Para las escuelas mis hijos tienen un nombre que los maldice: la letra inicial de su apellido paterno. Más de una vez Juan Carlos debió conformarse con un libro en fotocopias engargoladas porque los textos adicionales del colegio, bien cobrados y bien pagados, no alcanzaron. Un ¡disculpe!, fue lo que tuvimos. Nunca lo han corregido. Más de una vez he recordado que el orden alfabético no está consagrado en la Biblia o la Constitución, que podrían jugar con él, con un poquito de imaginación.

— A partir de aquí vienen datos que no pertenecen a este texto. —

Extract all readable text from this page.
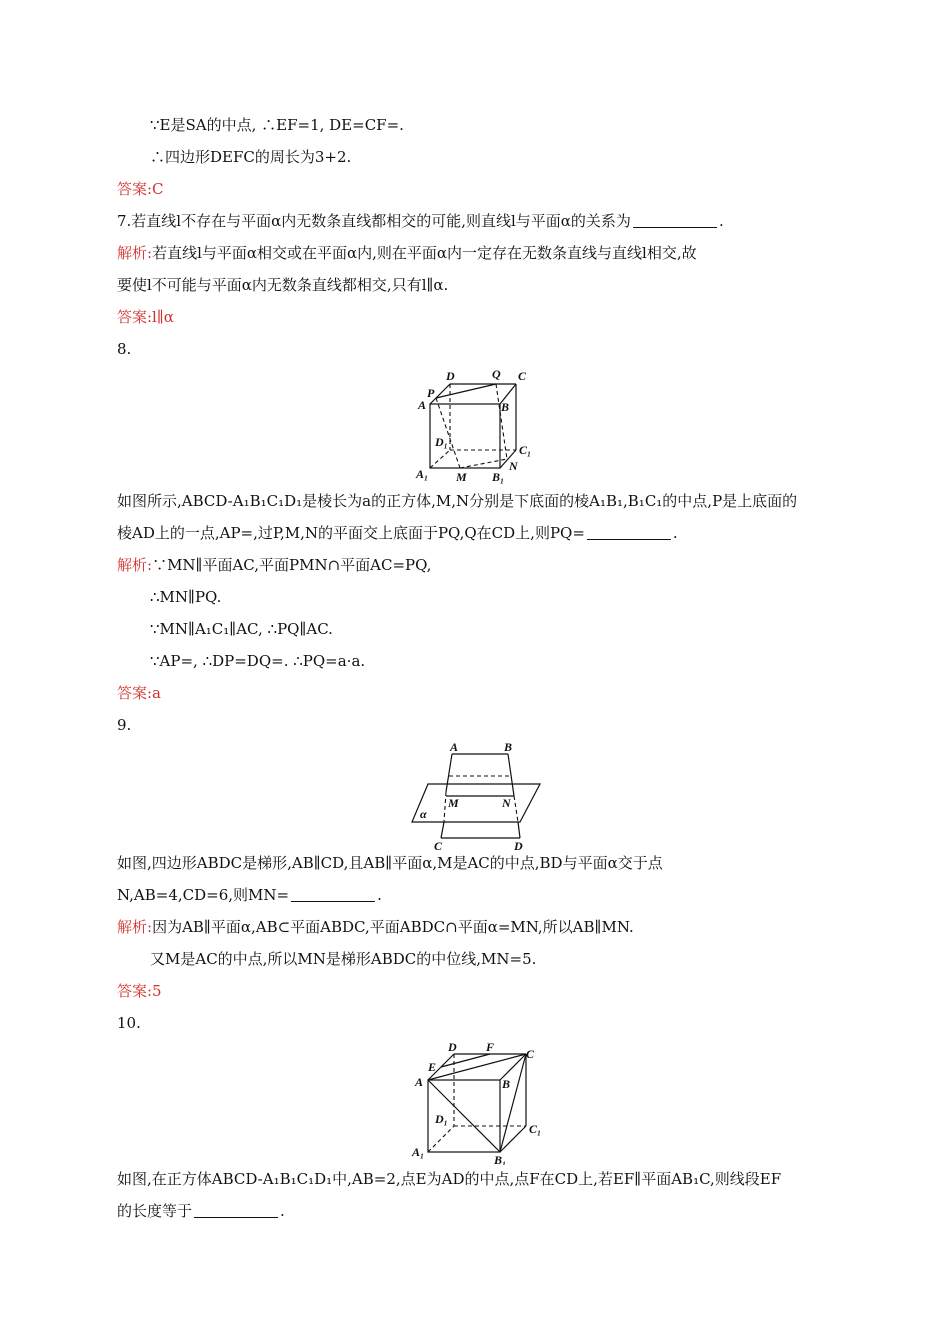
∵E是SA的中点, ∴EF=1, DE=CF=.
∴四边形DEFC的周长为3+2.
答案:C
7.若直线l不存在与平面α内无数条直线都相交的可能,则直线l与平面α的关系为	.
解析:若直线l与平面α相交或在平面α内,则在平面α内一定存在无数条直线与直线l相交,故
要使l不可能与平面α内无数条直线都相交,只有l∥α.
答案:l∥α
8.
D	Q C
P
A	B
D₁
C₁
A₁ M B₁
N
如图所示,ABCD-A₁B₁C₁D₁是棱长为a的正方体,M,N分别是下底面的棱A₁B₁,B₁C₁的中点,P是上底面的
棱AD上的一点,AP=,过P,M,N的平面交上底面于PQ,Q在CD上,则PQ=	.
解析:∵MN∥平面AC,平面PMN∩平面AC=PQ,
∴MN∥PQ.
∵MN∥A₁C₁∥AC, ∴PQ∥AC.
∵AP=, ∴DP=DQ=. ∴PQ=a·a.
答案:a
9.
A	B
M	N
α
C	D
如图,四边形ABDC是梯形,AB∥CD,且AB∥平面α,M是AC的中点,BD与平面α交于点
N,AB=4,CD=6,则MN=	.
解析:因为AB∥平面α,AB⊂平面ABDC,平面ABDC∩平面α=MN,所以AB∥MN.
又M是AC的中点,所以MN是梯形ABDC的中位线,MN=5.
答案:5
10.
D F	C
E
A	B
D₁
C₁
A₁
B₁
如图,在正方体ABCD-A₁B₁C₁D₁中,AB=2,点E为AD的中点,点F在CD上,若EF∥平面AB₁C,则线段EF
的长度等于	.
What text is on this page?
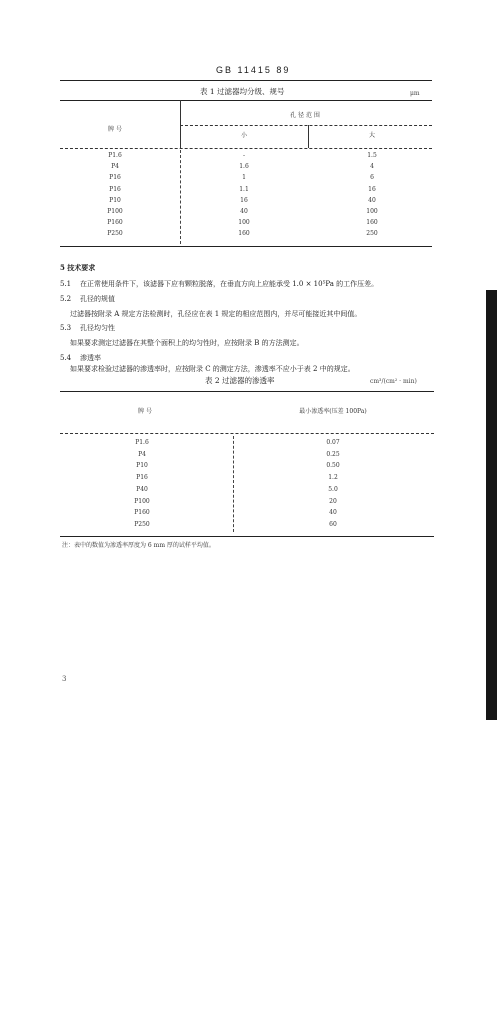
GB 11415 89
表 1 过滤器均分级、规号	μm
孔 径 范 围
牌 号
小	大
P1.6	-	1.5
P4	1.6	4
P16	1	6
P16	1.1	16
P10	16	40
P100	40	100
P160	100	160
P250	160	250
5 技术要求
5.1 在正常使用条件下，该滤器下应有颗粒脱落，在垂直方向上应能承受 1.0 × 10⁵Pa 的工作压差。
5.2 孔径的规值
过滤器按附录 A 规定方法检测时，孔径应在表 1 规定的相应范围内，并尽可能接近其中间值。
5.3 孔径均匀性
如果要求测定过滤器在其整个面积上的均匀性时，应按附录 B 的方法测定。
5.4 渗透率
如果要求检验过滤器的渗透率时，应按附录 C 的测定方法，渗透率不应小于表 2 中的规定。
表 2 过滤器的渗透率	cm³/(cm² · min)
牌 号	最小渗透率(压差 100Pa)
P1.6	0.07
P4	0.25
P10	0.50
P16	1.2
P40	5.0
P100	20
P160	40
P250	60
注：表中的数值为渗透率厚度为 6 mm 厚的试样平均值。
3
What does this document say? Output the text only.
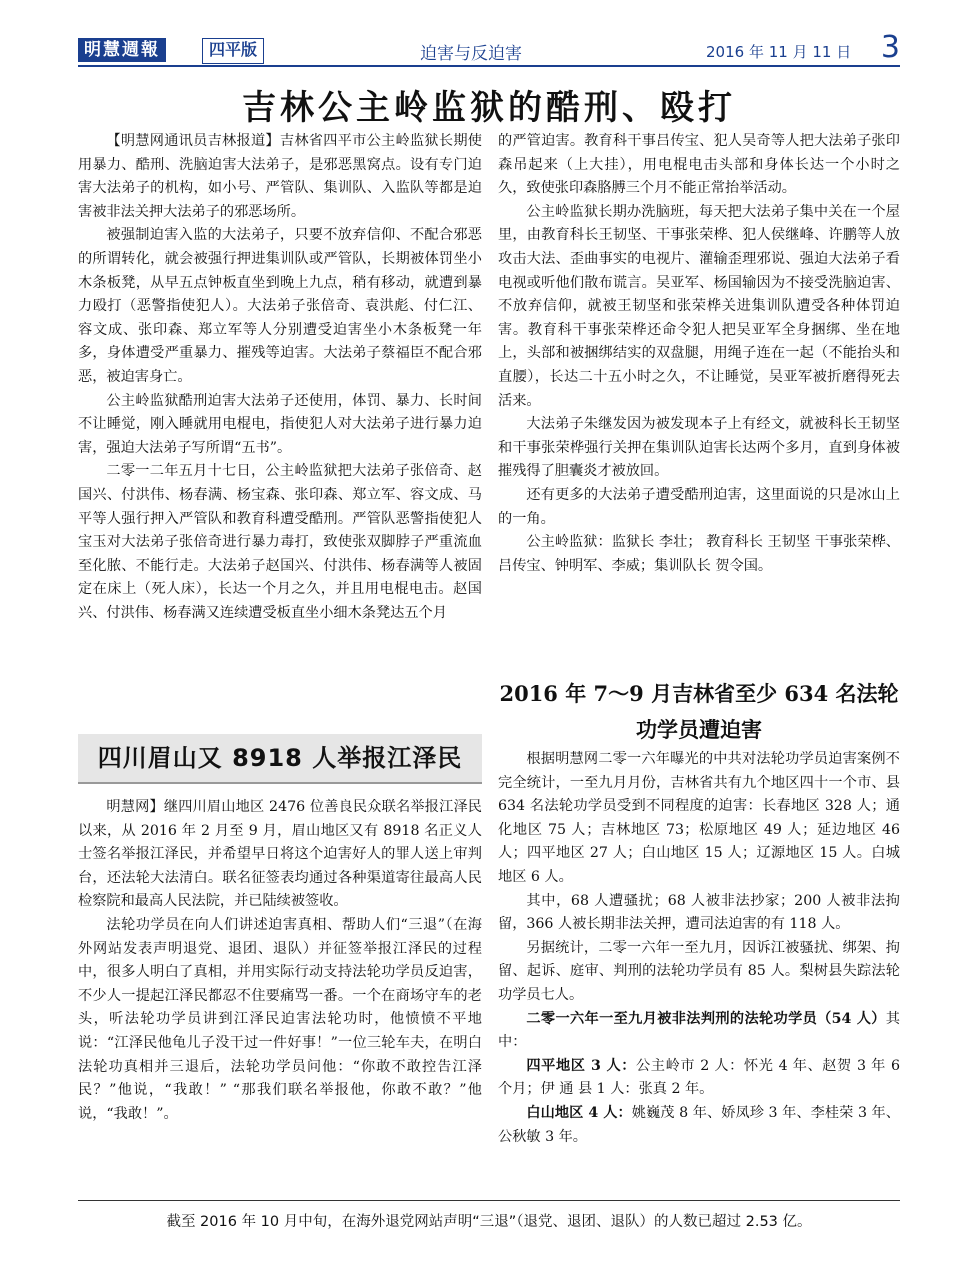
明慧週報	四平版	迫害与反迫害	2016 年 11 月 11 日 3
吉林公主岭监狱的酷刑、殴打

【明慧网通讯员吉林报道】吉林省四平市公主岭监狱长期使用暴力、酷刑、洗脑迫害大法弟子，是邪恶黑窝点。设有专门迫害大法弟子的机构，如小号、严管队、集训队、入监队等都是迫害被非法关押大法弟子的邪恶场所。

被强制迫害入监的大法弟子，只要不放弃信仰、不配合邪恶的所谓转化，就会被强行押进集训队或严管队，长期被体罚坐小木条板凳，从早五点钟板直坐到晚上九点，稍有移动，就遭到暴力殴打（恶警指使犯人）。大法弟子张倍奇、袁洪彪、付仁江、容文成、张印森、郑立军等人分别遭受迫害坐小木条板凳一年多，身体遭受严重暴力、摧残等迫害。大法弟子蔡福臣不配合邪恶，被迫害身亡。

公主岭监狱酷刑迫害大法弟子还使用，体罚、暴力、长时间不让睡觉，刚入睡就用电棍电，指使犯人对大法弟子进行暴力迫害，强迫大法弟子写所谓“五书”。

二零一二年五月十七日，公主岭监狱把大法弟子张倍奇、赵国兴、付洪伟、杨春满、杨宝森、张印森、郑立军、容文成、马平等人强行押入严管队和教育科遭受酷刑。严管队恶警指使犯人宝玉对大法弟子张倍奇进行暴力毒打，致使张双脚脖子严重流血至化脓、不能行走。大法弟子赵国兴、付洪伟、杨春满等人被固定在床上（死人床），长达一个月之久，并且用电棍电击。赵国兴、付洪伟、杨春满又连续遭受板直坐小细木条凳达五个月

的严管迫害。教育科干事吕传宝、犯人吴奇等人把大法弟子张印森吊起来（上大挂），用电棍电击头部和身体长达一个小时之久，致使张印森胳膊三个月不能正常抬举活动。

公主岭监狱长期办洗脑班，每天把大法弟子集中关在一个屋里，由教育科长王韧坚、干事张荣桦、犯人侯继峰、许鹏等人放攻击大法、歪曲事实的电视片、灌输歪理邪说、强迫大法弟子看电视或听他们散布谎言。吴亚军、杨国输因为不接受洗脑迫害、不放弃信仰，就被王韧坚和张荣桦关进集训队遭受各种体罚迫害。教育科干事张荣桦还命令犯人把吴亚军全身捆绑、坐在地上，头部和被捆绑结实的双盘腿，用绳子连在一起（不能抬头和直腰），长达二十五小时之久，不让睡觉，吴亚军被折磨得死去活来。

大法弟子朱继发因为被发现本子上有经文，就被科长王韧坚和干事张荣桦强行关押在集训队迫害长达两个多月，直到身体被摧残得了胆囊炎才被放回。

还有更多的大法弟子遭受酷刑迫害，这里面说的只是冰山上的一角。

公主岭监狱：监狱长 李壮； 教育科长 王韧坚 干事张荣桦、吕传宝、钟明军、李威；集训队长 贺令国。

四川眉山又 8918 人举报江泽民

明慧网】继四川眉山地区 2476 位善良民众联名举报江泽民以来，从 2016 年 2 月至 9 月，眉山地区又有 8918 名正义人士签名举报江泽民，并希望早日将这个迫害好人的罪人送上审判台，还法轮大法清白。联名征签表均通过各种渠道寄往最高人民检察院和最高人民法院，并已陆续被签收。

法轮功学员在向人们讲述迫害真相、帮助人们“三退”（在海外网站发表声明退党、退团、退队）并征签举报江泽民的过程中，很多人明白了真相，并用实际行动支持法轮功学员反迫害，不少人一提起江泽民都忍不住要痛骂一番。一个在商场守车的老头，听法轮功学员讲到江泽民迫害法轮功时，他愤愤不平地说：“江泽民他龟儿子没干过一件好事！”一位三轮车夫，在明白法轮功真相并三退后，法轮功学员问他：“你敢不敢控告江泽民？”他说，“我敢！” “那我们联名举报他，你敢不敢？”他说，“我敢！”。

2016 年 7～9 月吉林省至少 634 名法轮功学员遭迫害

根据明慧网二零一六年曝光的中共对法轮功学员迫害案例不完全统计，一至九月月份，吉林省共有九个地区四十一个市、县 634 名法轮功学员受到不同程度的迫害：长春地区 328 人；通化地区 75 人；吉林地区 73；松原地区 49 人；延边地区 46 人；四平地区 27 人；白山地区 15 人；辽源地区 15 人。白城地区 6 人。

其中，68 人遭骚扰；68 人被非法抄家；200 人被非法拘留，366 人被长期非法关押，遭司法迫害的有 118 人。

另据统计，二零一六年一至九月，因诉江被骚扰、绑架、拘留、起诉、庭审、判刑的法轮功学员有 85 人。梨树县失踪法轮功学员七人。

二零一六年一至九月被非法判刑的法轮功学员（54 人）其中：

四平地区 3 人：公主岭市 2 人：怀光 4 年、赵贺 3 年 6 个月；伊 通 县 1 人：张真 2 年。

白山地区 4 人：姚巍茂 8 年、娇凤珍 3 年、李桂荣 3 年、公秋敏 3 年。

截至 2016 年 10 月中旬，在海外退党网站声明“三退”（退党、退团、退队）的人数已超过 2.53 亿。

Que empiecen con la A, está bien, pero luego podrían irse a la Z, regresarse a la B, después a la Y… y así. O empezar en el medio, hacia delante o atrás. ¿Hace falta ser muy inteligente? Parece que sí ¿O es irrelevante ese criterio de discriminación absolutamente arbitrario?
¿Quién ha dicho que tener como apellido Abasolo, Aguilar, Alcaraz, Álvarez, Avalos, etc. etc. te da el derecho a ser primero? ¿Quién definió que tener como apellido Zamora, Zavala, Zepeda o Yáñez merece ser el último de la fila? Pues una tradición que debe tirarse a la basura.
Una y otra vez he pedido que revisen ese criterio, que a veces sufrieron cotidianamente mis hijos, porque habiendo hecho la tarea a tiempo, sacrificando tardes o domingos, no pudieron presentarla porque los maestros no llegaron al final. ¿Es justo? A las escuelas parece que les da lo mismo.
Estoy cansado y mejor me ahorro comentarios incómodos. Ya tendré tiempo para desahogos en el largo año que comenzamos el lunes.